Bitcoin price breaks through $109,565, once again setting a new historical record. Under the triple resonance of trade easing, institutional involvement, and supply tightening, Bitcoin once again proves its unique value as digital gold, with its scarcity and consensus being amplified at this moment.
Notably, just a day before Bitcoin broke through this threshold, the US Senate advanced the procedural motion for the 'GENIUS Stablecoin Act' with a 66:32 vote. The 'GENIUS Stablecoin Act' will provide a federal regulatory framework for US dollar stablecoins, enabling traditional banks to use existing lending channels to provide collateral and clearing services for stablecoin issuance. Combined with the on-chain interoperability of DeFi protocols, this "on-chain-off-chain" liquidity bridge will unleash massive capital momentum. From a liquidity spillover effect perspective, the scaled expansion of stablecoin supply will directly boost available funds on exchanges and DeFi platforms, significantly reducing trading slippage while enhancing the feasibility of leverage strategies. Market volatility and price upward momentum will also be further stimulated in this process.
Similar to the United States, Hong Kong passed the 'Stablecoin Regulation Bill' in its third reading yesterday. The regulation is expected to take effect this year, giving the industry sufficient time to understand the licensing requirements, and also means Hong Kong becomes one of the first regions globally to complete stablecoin legislation. Hong Kong's stablecoin draft aims to provide a clear regulatory framework for the local market, promoting compliant stablecoin development.

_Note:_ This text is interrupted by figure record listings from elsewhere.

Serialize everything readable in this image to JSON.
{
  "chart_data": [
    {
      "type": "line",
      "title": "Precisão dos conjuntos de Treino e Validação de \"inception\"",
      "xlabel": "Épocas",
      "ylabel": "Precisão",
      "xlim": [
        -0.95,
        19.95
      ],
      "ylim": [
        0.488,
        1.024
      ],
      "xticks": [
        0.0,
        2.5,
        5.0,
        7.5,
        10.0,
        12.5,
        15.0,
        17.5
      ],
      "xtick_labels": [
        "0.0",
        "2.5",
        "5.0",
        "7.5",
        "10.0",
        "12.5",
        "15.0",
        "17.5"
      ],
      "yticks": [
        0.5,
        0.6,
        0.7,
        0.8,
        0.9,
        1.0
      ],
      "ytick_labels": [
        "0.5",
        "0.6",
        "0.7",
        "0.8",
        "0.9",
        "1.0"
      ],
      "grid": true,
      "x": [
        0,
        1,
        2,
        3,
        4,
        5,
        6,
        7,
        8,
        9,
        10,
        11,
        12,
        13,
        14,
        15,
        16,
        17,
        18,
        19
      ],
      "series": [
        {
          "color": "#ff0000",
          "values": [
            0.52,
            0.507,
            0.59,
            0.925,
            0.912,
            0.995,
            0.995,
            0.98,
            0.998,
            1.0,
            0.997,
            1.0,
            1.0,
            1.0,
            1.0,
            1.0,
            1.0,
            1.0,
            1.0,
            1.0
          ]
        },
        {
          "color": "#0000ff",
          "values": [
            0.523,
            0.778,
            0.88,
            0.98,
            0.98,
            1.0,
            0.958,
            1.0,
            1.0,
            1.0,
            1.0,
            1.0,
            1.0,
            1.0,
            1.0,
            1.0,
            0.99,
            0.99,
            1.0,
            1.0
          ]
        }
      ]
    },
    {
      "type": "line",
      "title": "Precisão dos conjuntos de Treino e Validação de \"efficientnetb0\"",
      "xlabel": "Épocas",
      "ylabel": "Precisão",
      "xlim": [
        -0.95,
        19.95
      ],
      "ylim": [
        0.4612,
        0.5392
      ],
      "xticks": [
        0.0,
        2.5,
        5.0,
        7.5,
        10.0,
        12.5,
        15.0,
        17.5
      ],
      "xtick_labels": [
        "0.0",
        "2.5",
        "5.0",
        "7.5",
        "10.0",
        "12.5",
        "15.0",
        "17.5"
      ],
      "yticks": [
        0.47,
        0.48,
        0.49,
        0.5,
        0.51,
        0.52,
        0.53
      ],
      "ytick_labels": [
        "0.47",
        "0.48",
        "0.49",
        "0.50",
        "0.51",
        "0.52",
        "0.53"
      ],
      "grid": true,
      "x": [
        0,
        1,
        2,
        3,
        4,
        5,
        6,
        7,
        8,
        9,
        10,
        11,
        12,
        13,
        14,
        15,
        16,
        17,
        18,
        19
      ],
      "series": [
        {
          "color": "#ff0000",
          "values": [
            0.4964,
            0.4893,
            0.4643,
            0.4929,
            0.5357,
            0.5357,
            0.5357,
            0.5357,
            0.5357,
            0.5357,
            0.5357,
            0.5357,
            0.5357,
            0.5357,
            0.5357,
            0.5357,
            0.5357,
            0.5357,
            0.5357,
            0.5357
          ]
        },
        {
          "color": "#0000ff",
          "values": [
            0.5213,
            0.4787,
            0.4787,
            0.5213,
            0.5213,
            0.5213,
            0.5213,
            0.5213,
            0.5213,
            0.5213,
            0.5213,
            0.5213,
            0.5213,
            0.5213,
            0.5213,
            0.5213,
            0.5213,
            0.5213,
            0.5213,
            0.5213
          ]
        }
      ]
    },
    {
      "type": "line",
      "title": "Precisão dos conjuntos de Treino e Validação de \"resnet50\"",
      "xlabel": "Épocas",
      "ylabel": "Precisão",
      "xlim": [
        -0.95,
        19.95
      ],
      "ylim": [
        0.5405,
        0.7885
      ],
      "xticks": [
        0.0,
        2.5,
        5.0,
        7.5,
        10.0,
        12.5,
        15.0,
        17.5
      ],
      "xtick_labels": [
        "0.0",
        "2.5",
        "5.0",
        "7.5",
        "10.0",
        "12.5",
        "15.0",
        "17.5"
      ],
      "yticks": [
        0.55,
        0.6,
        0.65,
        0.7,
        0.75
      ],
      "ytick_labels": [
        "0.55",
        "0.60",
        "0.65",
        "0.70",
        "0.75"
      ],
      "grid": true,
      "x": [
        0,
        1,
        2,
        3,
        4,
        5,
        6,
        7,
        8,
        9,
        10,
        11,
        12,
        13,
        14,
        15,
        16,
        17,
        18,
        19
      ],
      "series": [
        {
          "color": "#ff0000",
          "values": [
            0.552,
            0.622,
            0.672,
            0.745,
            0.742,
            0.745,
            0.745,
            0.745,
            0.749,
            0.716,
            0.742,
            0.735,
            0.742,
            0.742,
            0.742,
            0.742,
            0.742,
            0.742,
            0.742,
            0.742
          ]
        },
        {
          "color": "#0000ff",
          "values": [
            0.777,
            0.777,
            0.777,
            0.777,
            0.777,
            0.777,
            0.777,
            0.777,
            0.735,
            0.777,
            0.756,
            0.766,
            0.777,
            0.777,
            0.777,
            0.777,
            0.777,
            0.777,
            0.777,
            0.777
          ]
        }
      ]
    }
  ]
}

We anticipate that in the coming years, the global stablecoin market value will expand from the current $250 billion to trillions of dollars. More importantly, stablecoin compliance will attract more "quasi-dollar" funds, endowing core assets like Bitcoin and Ethereum with stronger hedging and value storage attributes. As these funds gradually flow in, Bitcoin and Ethereum are expected to see a 20%-50% valuation increase in the next 6-12 months. Simultaneously, the maturation of compliant channels will provide a bridge for long-term capital like pension funds and mutual funds to enter the crypto market, significantly enhancing market demand stability and effectively reducing structural risks. The interaction of policy dividends and market consensus is opening up a new growth space for Bitcoin and crypto assets.
Beyond macro policy promotion, the market itself is reinforcing Bitcoin's scarcity logic. According to glassnode data, long-term Bitcoin holders' holdings have increased to 13.76 million coins, accounting for 65.6% of circulating supply, hitting a new high. Meanwhile, Bitcoin reserves on exchanges continue to decline, reaching only 2.437 million coins as of May 20th, the lowest level since 2018. This means tradable Bitcoin in the market is rapidly decreasing, and supply-demand mismatch further consolidates the basis for price increases.
Simultaneously, strong institutional fund inflows have become a powerful catalyst for market movement. MicroStrategy has added 7,390 more Bitcoins in the past week, with total holdings reaching 576,230 coins, valued at approximately $6.1 billion at current prices. Grayscale Bitcoin Trust (GBTC) and multiple Bitcoin ETFs have attracted over $633 million in net fund inflows over the past few weeks. Institutional investors' continuous layout through compliant channels not only strengthens market consensus on Bitcoin's scarcity and digital gold attributes but also establishes solid demand-side support for long-term price appreciation. This is a victory of "long-term thinking" - when institutions view Bitcoin as part of core asset allocation, its value ceiling is fundamentally reshaped.
The macroeconomic situation also provides excellent soil for Bitcoin's rise. Trump's early May statement about "historic cooperation with major powers" ignited market optimism about US-China trade easing. On May 12th, China and the US signed a tariff agreement, reducing mutually imposed tariffs from up to 84% to 10%. This unexpectedly policy breakthrough not only alleviates global economic uncertainty but also injects new upward momentum for risk assets like Bitcoin.
From policy relaxation to supply tightening, from institutional involvement to liquidity channel construction, this Bitcoin rally is the result of multiple logical resonances. Behind the historical high, it is not just a market fund carnival but also signifies that global capital is ushering in a new round of value consensus reconstruction for decentralized assets.